Royal Roads meets Accessible BC Act requirements

A group of young people in conversation in a library. One person is in a wheelchair. Two others are seated on one level of a riser or step, the fourth person sits up a bit higher on the next riser.

Today marks the date set by Government of British Columbia for public sector organizations to establish an accessibility committee, an accessibility plan and build a tool to receive feedback, under its Accessible British Columbia Act. 

Over the past few months, a project team comprised of members from the Office of Human Rights and EDI, Operations and Resilience, Student Services, Communications, and Human Resources, engaged the Royal Roads community, conducted research, attended workshops and consulted with disability advocates to create Royal Roads’ first institutional Accessibility Plan, to make the university more accessible and inclusive for persons with visible and invisible disabilities. 
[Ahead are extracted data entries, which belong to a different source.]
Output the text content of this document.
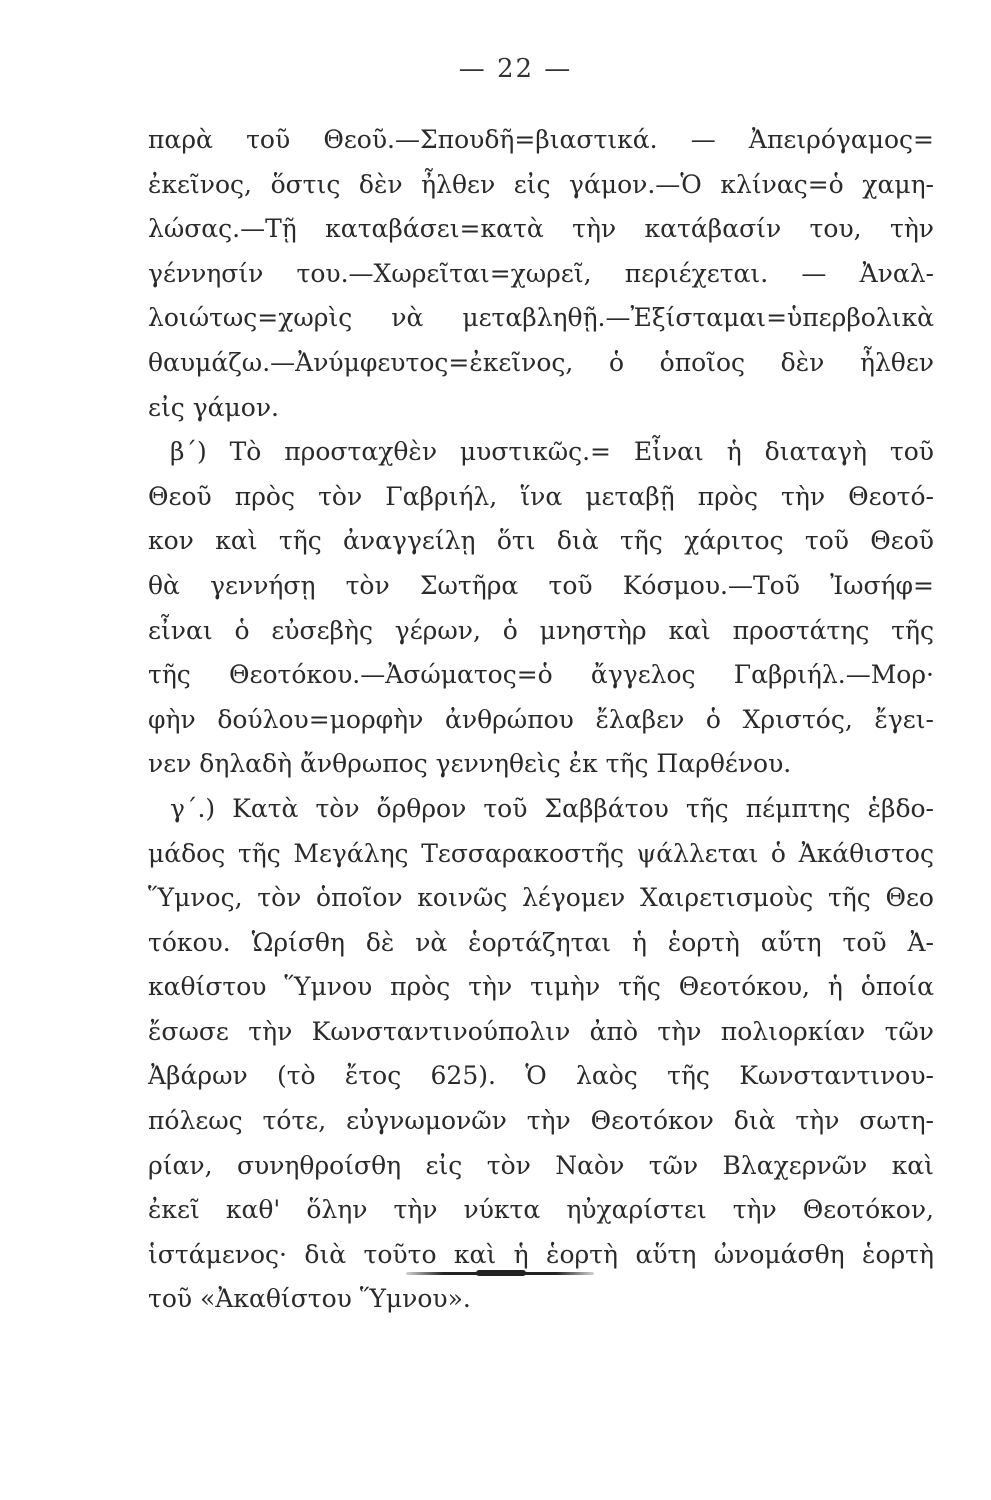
— 22 —
παρὰ τοῦ Θεοῦ.—Σπουδῆ=βιαστικά. — Ἀπειρόγαμος=
ἐκεῖνος, ὅστις δὲν ἦλθεν εἰς γάμον.—Ὁ κλίνας=ὁ χαμη-
λώσας.—Τῇ καταβάσει=κατὰ τὴν κατάβασίν του, τὴν
γέννησίν του.—Χωρεῖται=χωρεῖ, περιέχεται. — Ἀναλ-
λοιώτως=χωρὶς νὰ μεταβληθῇ.—Ἐξίσταμαι=ὑπερβολικὰ
θαυμάζω.—Ἀνύμφευτος=ἐκεῖνος, ὁ ὁποῖος δὲν ἦλθεν
εἰς γάμον.
β΄) Τὸ προσταχθὲν μυστικῶς.= Εἶναι ἡ διαταγὴ τοῦ
Θεοῦ πρὸς τὸν Γαβριήλ, ἵνα μεταβῇ πρὸς τὴν Θεοτό-
κον καὶ τῆς ἀναγγείλῃ ὅτι διὰ τῆς χάριτος τοῦ Θεοῦ
θὰ γεννήσῃ τὸν Σωτῆρα τοῦ Κόσμου.—Τοῦ Ἰωσήφ=
εἶναι ὁ εὐσεβὴς γέρων, ὁ μνηστὴρ καὶ προστάτης τῆς
τῆς Θεοτόκου.—Ἀσώματος=ὁ ἄγγελος Γαβριήλ.—Μορ·
φὴν δούλου=μορφὴν ἀνθρώπου ἔλαβεν ὁ Χριστός, ἔγει-
νεν δηλαδὴ ἄνθρωπος γεννηθεὶς ἐκ τῆς Παρθένου.
γ΄.) Κατὰ τὸν ὄρθρον τοῦ Σαββάτου τῆς πέμπτης ἑβδο-
μάδος τῆς Μεγάλης Τεσσαρακοστῆς ψάλλεται ὁ Ἀκάθιστος
Ὕμνος, τὸν ὁποῖον κοινῶς λέγομεν Χαιρετισμοὺς τῆς Θεο
τόκου. Ὡρίσθη δὲ νὰ ἑορτάζηται ἡ ἑορτὴ αὕτη τοῦ Ἀ-
καθίστου Ὕμνου πρὸς τὴν τιμὴν τῆς Θεοτόκου, ἡ ὁποία
ἔσωσε τὴν Κωνσταντινούπολιν ἀπὸ τὴν πολιορκίαν τῶν
Ἀβάρων (τὸ ἔτος 625). Ὁ λαὸς τῆς Κωνσταντινου-
πόλεως τότε, εὐγνωμονῶν τὴν Θεοτόκον διὰ τὴν σωτη-
ρίαν, συνηθροίσθη εἰς τὸν Ναὸν τῶν Βλαχερνῶν καὶ
ἐκεῖ καθ' ὅλην τὴν νύκτα ηὐχαρίστει τὴν Θεοτόκον,
ἱστάμενος· διὰ τοῦτο καὶ ἡ ἑορτὴ αὕτη ὠνομάσθη ἑορτὴ
τοῦ «Ἀκαθίστου Ὕμνου».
A 13-member RRU Accessibility Committee has also been created, including appointed members from different areas of the university, as well as members who were selected through a call for applications. The committee includes staff, student, faculty, alumni and public membership and is comprised of people who bring knowledge, lived experience and skills needed to guide the university on this work.

“While developing an Accessibility Plan, creating a committee and a mechanism to get feedback are requirements under the Accessible BC Act, we are taking this opportunity to consolidate and build on the good work already underway in many areas of the university to make it more inclusive,” says Alejandro Campos-Garcia, the Associate Director of Human Rights and EDI at RRU. “The Accessibility Committee will provide consistent guidance and help harness the power of the people, place and purpose to make inclusion the default instead of an afterthought.”

Both the committee and the plan will evolve over time and to continue to become responsive and to add to accessibility supports. 

The third and final requirement under the Act was to build a mechanism to receive feedback on accessibility barriers and suggestions on removing them. An online form and a phone number will allow people to call and share their feedback with the office of Human Rights and EDI. 

While these were necessary steps to bring the university into compliance with the legislation, they also provide a framework for efforts made over the years and build a strong foundation of a more inclusive university environment in which to learn, teach, work and visit.